Now, my kapacitor server is 30GB RAM (monitor about 200 host ). Mem-leak error lead to each 7 day it been restart. I’m try troubleshot log but found nothing.
this alert make mem leak, i doubt . can you take a look?
var db = 'telegraf'
var rp = 'autogen'
var measurement = 'system'
var groupBy = ['customer', 'environment', 'project', 'host']
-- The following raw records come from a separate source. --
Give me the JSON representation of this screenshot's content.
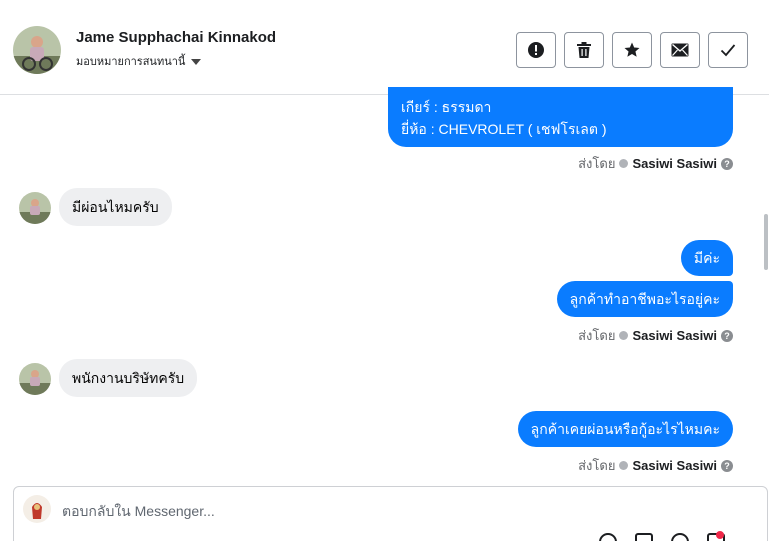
{
  "header": {
    "contact_name": "Jame Supphachai Kinnakod",
    "assign_label": "มอบหมายการสนทนานี้",
    "actions": [
      {
        "name": "report-icon"
      },
      {
        "name": "trash-icon"
      },
      {
        "name": "star-icon"
      },
      {
        "name": "envelope-icon"
      },
      {
        "name": "check-icon"
      }
    ]
  },
  "colors": {
    "outgoing_bubble": "#0a7cff",
    "incoming_bubble": "#eeeff1"
  },
  "messages": {
    "m1_line1": "เกียร์ : ธรรมดา",
    "m1_line2": "ยี่ห้อ : CHEVROLET ( เชฟโรเลต )",
    "m2": "มีผ่อนไหมครับ",
    "m3": "มีค่ะ",
    "m4": "ลูกค้าทำอาชีพอะไรอยู่คะ",
    "m5": "พนักงานบริษัทครับ",
    "m6": "ลูกค้าเคยผ่อนหรือกู้อะไรไหมคะ"
  },
  "sent_by": {
    "label": "ส่งโดย",
    "sender": "Sasiwi Sasiwi",
    "help": "?"
  },
  "composer": {
    "placeholder": "ตอบกลับใน Messenger..."
  }
}
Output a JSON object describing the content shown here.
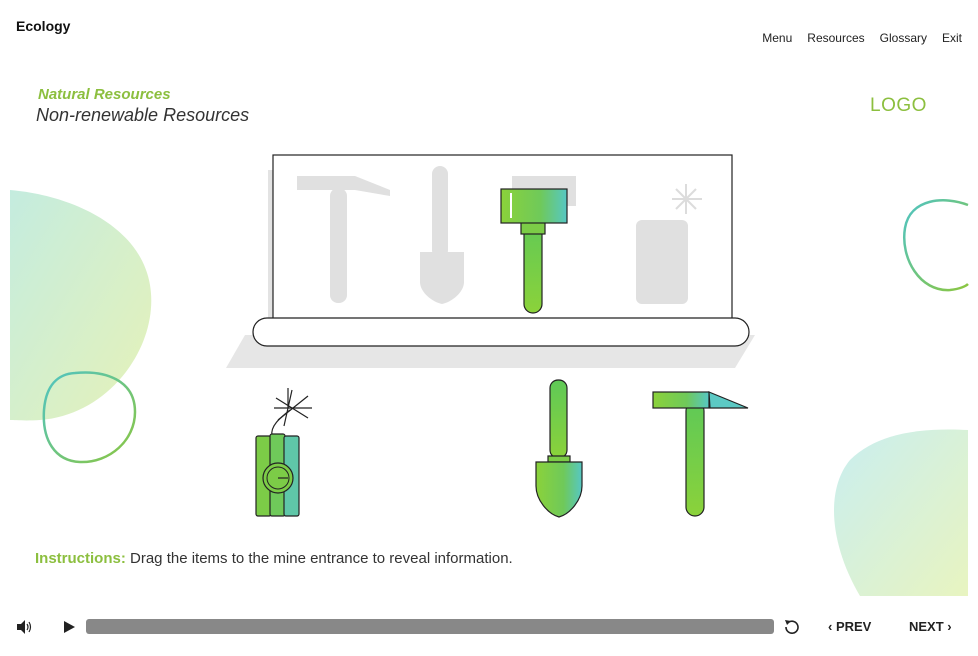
{
  "header": {
    "course_title": "Ecology",
    "nav": [
      "Menu",
      "Resources",
      "Glossary",
      "Exit"
    ]
  },
  "content": {
    "section_label": "Natural Resources",
    "page_heading": "Non-renewable Resources",
    "logo": "LOGO"
  },
  "activity": {
    "drop_zone_items": [
      "pickaxe-icon",
      "shovel-icon",
      "sledgehammer-icon",
      "dynamite-icon"
    ],
    "placed_item": "sledgehammer-icon",
    "draggable_items": [
      "dynamite-icon",
      "shovel-icon",
      "pickaxe-icon"
    ]
  },
  "instructions": {
    "label": "Instructions:",
    "text": " Drag the items to the mine entrance to reveal information."
  },
  "player": {
    "prev_label": "PREV",
    "next_label": "NEXT"
  },
  "colors": {
    "accent": "#8cbf3f",
    "teal": "#5cc9c4",
    "item_green": "#7ccc47",
    "placeholder_gray": "#e0e0e0"
  }
}
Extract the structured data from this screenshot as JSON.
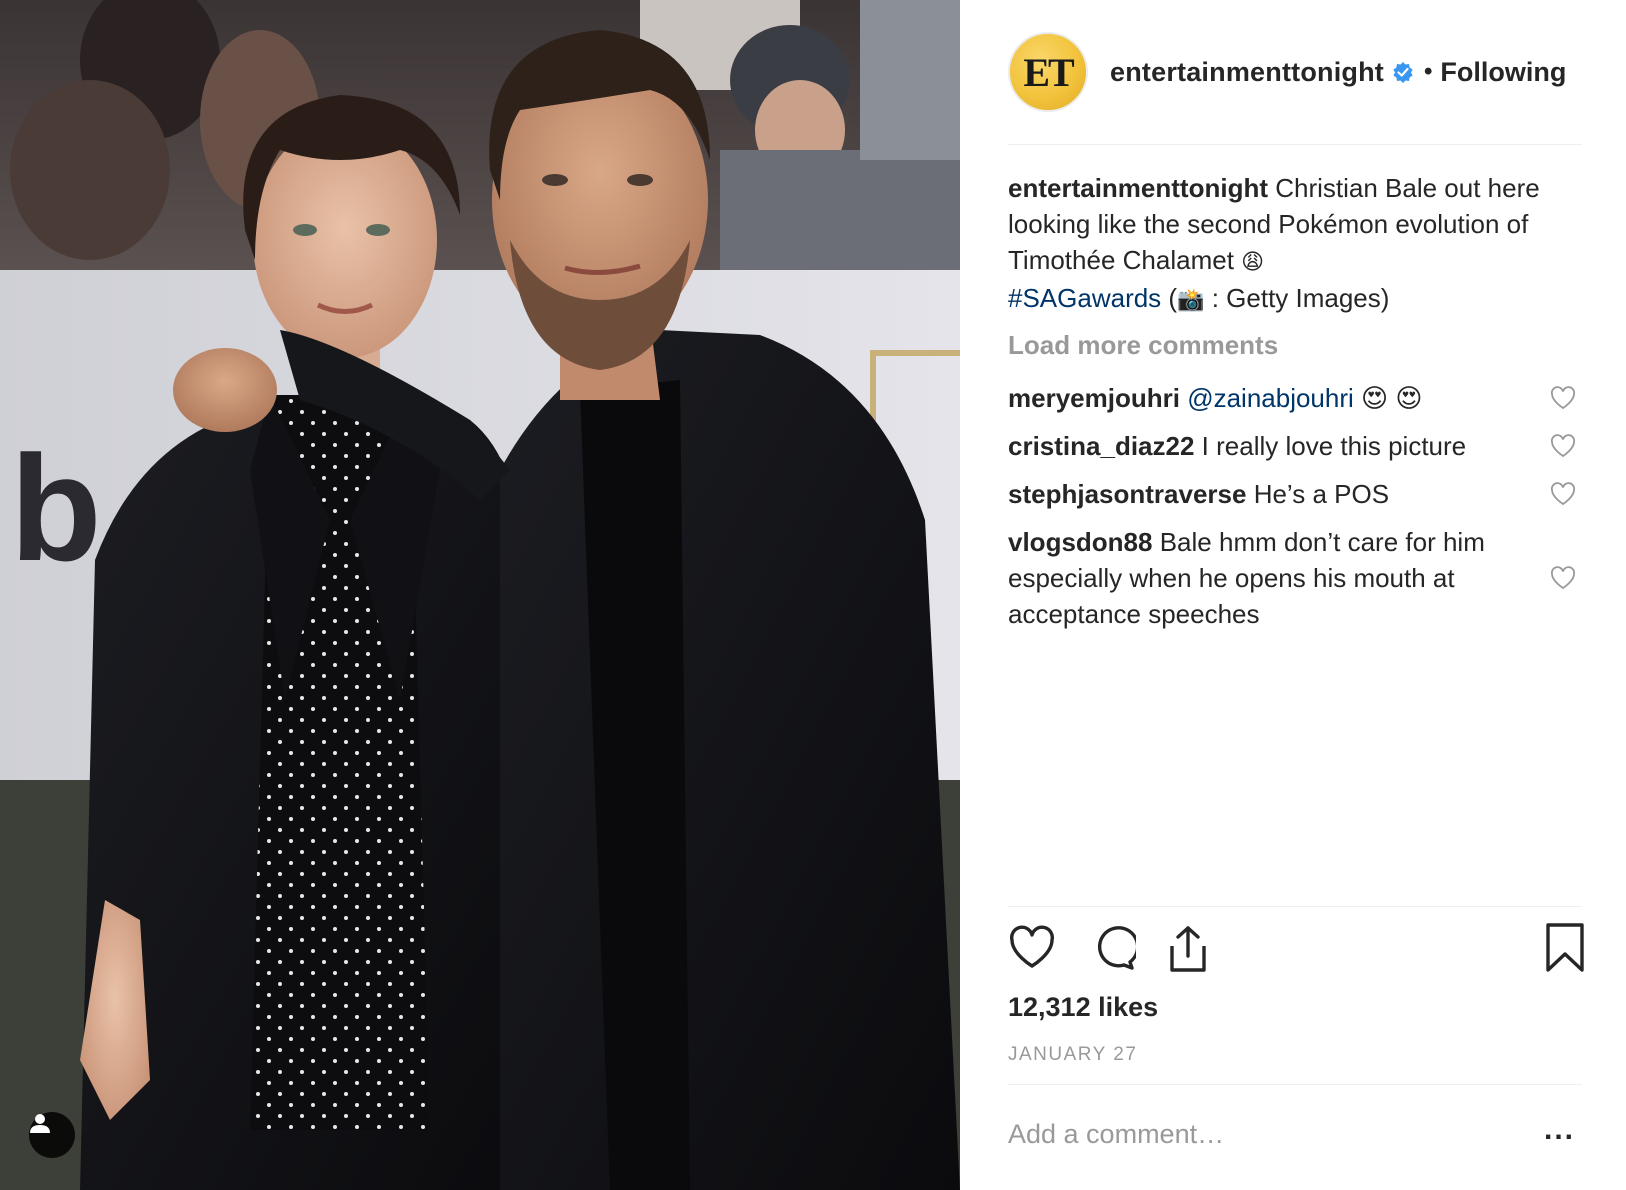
{
  "post": {
    "image_alt": "Two men in black suits posing together on a red carpet",
    "author": {
      "avatar_text": "ET",
      "username": "entertainmenttonight",
      "verified": true,
      "follow_status": "Following"
    },
    "caption": {
      "username": "entertainmenttonight",
      "text_1": "Christian Bale out here looking like the second Pokémon evolution of Timothée Chalamet",
      "emoji_1": "😩",
      "hashtag": "#SAGawards",
      "text_2_open": " (",
      "emoji_2": "📸",
      "text_2_close": " : Getty Images)"
    },
    "load_more_label": "Load more comments",
    "comments": [
      {
        "username": "meryemjouhri",
        "mention": "@zainabjouhri",
        "text": " 😍 😍"
      },
      {
        "username": "cristina_diaz22",
        "text": "I really love this picture"
      },
      {
        "username": "stephjasontraverse",
        "text": "He’s a POS"
      },
      {
        "username": "vlogsdon88",
        "text": "Bale hmm don’t care for him especially when he opens his mouth at acceptance speeches"
      }
    ],
    "likes_label": "12,312 likes",
    "date_label": "JANUARY 27",
    "comment_placeholder": "Add a comment…",
    "more_label": "..."
  },
  "colors": {
    "text": "#262626",
    "muted": "#999999",
    "link": "#003569",
    "verified": "#3897f0",
    "avatar": "#f2c33c"
  }
}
var whereFilter = lambda: TRUE
var name = 'os_cpu_loadaverage_high'
var idVar = name + '-{{.Group}}'
var message = 'CPU Load average on host {{ index .Tags "host" }} is {{ index .Fields "value" | printf "%0.2f" }} %'
var idTag = 'alertID'
var levelTag = 'level'
var messageField = 'message'
var durationField = 'duration'
var triggerType = 'threshold'
var info = 75
var warn = 90
var data1 = stream
|from()
.database(db)
.retentionPolicy(rp)
.measurement(measurement)
.groupBy(groupBy)
.where(whereFilter)
|window()
.period(1m)
.every(30s)
.align()
|mean('load5')
.as('mean_load5')
var data2 = stream
|from()
.database(db)
.retentionPolicy(rp)
.measurement(measurement)
.groupBy(groupBy)
.where(whereFilter)
|window()
.period(1m)
.every(30s)
.align()
|mean('n_cpus')
.as('mean_cpus')
var data = data1
|join(data2)
.as('m1', 'm2')
|eval(lambda: "m1.mean_load5" / "m2.mean_cpus" * 100.0)
.as('value')
var trigger = data
|alert()
.warn(lambda: "value" < warn)
.info(lambda: "value" > info)
.message(message)
.id(idVar)
.idTag(idTag)
.levelTag(levelTag)
.messageField(messageField)
.durationField(durationField)
.stateChangesOnly(30s)
.log('/tmp/alerts.log')
Currently, it trigger about 30 times per minute with my series data, (about 200 host) . but how it mem leak kapacitor?
AND, I look at the guide kapacitor and found in frequently-asked-questions :
So it say: I must fix my stream script by add window node in it? Do i get it right?